Strong consistency read, are you still there?

To avoid that, there are, at least, two approaches:

1. Reading with eventual consistency and always writing back into the table using conditional write, even if the status doesn’t need to be updated. If the read status is different from the actual persisted value, it will be detected during the write operation since the condition expression will not match. We can create a new acronym for this pattern we just described named WCRE, which stands for “write conditionally after reading eventually”. If I may, I would like to compare it with its evil twin, WAR (write after read), which is a known race condition situation in the context of CPU architecture design. WCRE on the other hand, is a good pattern to use when working with DynamoDB.
2. Reading with strong consistency so you can safely discard the event. The decision of dropping the event is made based on the latest persisted status of the system.

Bringing our Incident Manager System to a real-world scenario, the expectation would be that the services stay healthy most of the time, so the majority of the events are likely to be discarded. Then, performing a strong consistency read is going to keep our system consistent, but which of the two approaches is the cheapest?

Diagram 8: using strongly consistent read so we have the confidence to discard the event safely

As you can see in DynamoDB pricing documentation, the cost of a write operation is 5 times more expensive than a read operation. Then, considering the pricing model in Ireland region, here is the cost of the two approaches (for one million executions):

Approach 1:

$0.283/2 (one million eventually consistent reads) + $1.4135 (one million conditional writes) = $1.555

Approach 2:

$0.283 (one million strong consistency reads)

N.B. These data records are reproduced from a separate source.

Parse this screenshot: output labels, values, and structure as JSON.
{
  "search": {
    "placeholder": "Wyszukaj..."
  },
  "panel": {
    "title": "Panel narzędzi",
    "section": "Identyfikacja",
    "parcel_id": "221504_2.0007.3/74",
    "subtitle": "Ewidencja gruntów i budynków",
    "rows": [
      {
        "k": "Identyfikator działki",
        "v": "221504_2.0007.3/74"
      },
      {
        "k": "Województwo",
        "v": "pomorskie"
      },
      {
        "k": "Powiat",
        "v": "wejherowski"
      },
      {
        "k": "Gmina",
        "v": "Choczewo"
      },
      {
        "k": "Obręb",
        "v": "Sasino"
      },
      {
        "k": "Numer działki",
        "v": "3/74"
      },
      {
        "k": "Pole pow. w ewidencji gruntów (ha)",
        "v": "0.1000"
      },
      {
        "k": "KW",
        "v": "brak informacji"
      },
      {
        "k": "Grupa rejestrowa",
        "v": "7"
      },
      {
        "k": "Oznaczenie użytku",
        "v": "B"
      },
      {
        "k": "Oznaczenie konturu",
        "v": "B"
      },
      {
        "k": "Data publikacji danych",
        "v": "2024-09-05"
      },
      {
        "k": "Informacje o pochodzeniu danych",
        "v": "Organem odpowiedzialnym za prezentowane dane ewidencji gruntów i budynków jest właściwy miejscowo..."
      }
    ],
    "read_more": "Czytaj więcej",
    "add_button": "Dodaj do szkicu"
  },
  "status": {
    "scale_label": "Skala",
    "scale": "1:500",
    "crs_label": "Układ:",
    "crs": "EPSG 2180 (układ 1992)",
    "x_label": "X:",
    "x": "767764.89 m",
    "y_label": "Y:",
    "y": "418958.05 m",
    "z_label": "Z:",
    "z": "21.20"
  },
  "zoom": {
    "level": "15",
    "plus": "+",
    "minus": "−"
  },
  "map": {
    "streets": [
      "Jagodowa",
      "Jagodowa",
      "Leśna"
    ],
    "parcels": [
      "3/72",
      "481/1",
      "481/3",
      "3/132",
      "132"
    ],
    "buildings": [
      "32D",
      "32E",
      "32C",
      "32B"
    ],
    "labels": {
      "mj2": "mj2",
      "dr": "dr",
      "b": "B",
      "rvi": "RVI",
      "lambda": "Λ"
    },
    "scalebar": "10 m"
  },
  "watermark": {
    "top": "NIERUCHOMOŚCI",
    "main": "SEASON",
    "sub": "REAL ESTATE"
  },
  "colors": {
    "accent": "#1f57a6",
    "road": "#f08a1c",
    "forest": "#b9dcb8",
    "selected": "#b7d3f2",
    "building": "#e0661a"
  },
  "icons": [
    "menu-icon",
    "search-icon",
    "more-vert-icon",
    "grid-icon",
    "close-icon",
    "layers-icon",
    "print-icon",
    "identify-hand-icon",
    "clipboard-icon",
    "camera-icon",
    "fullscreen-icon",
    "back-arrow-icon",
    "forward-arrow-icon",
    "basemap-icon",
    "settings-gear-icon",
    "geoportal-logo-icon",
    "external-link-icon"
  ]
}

In the first approach we need to pay for one eventual consistency read and one conditional write (we will pay for it even if the write is not performed due to condition failure). In the second one we pay for a single strong consistency read (which is twice as expensive as an eventual consistency read). Then, the second approach is about 5.5 times cheaper than the first one. Assuming this is the most common scenario, using a strong consistency read helps to reduce the costs while keeping the system consistent.

Nevertheless, there may be other business cases where we need to write most of the times. If that’s the case, it will probably be worth changing it to always performing the write operation so we don’t make decisions based on stale data. Then we can safely replace the strong consistency read with eventual consistency read, which will reduce latency and AWS costs.

If our system can afford the risk of having data inconsistencies, we could consider using eventual consistency reads without a further write. But in other business cases where discarding an event means losing a consumer business transaction, using strong consistency reads is totally worth it.

Summary and conclusions

In this second part of the article we have presented an Incident Management System use case, reviewed some edge case scenarios and analyzed the results depending on the consistency model we use.

Finally, I’m listing some interesting conclusions we reached in this second part of the article:

• Making a decision based on stale data (as a result of an eventual consistency read) might create inconsistencies in the system.
• It is safe to read with eventual consistency as long as the record is later updated using a conditional write (WCRE pattern).
• In case the record we read is not always going to be updated into DynamoDB, the safest approach is to read using a strong consistency read (if we want to guarantee data consistency).

The views, thoughts, and opinions expressed in the text belong solely to the author, and do not represent the opinion, strategy or goals of the author’s employer, organization, committee or any other group or individual.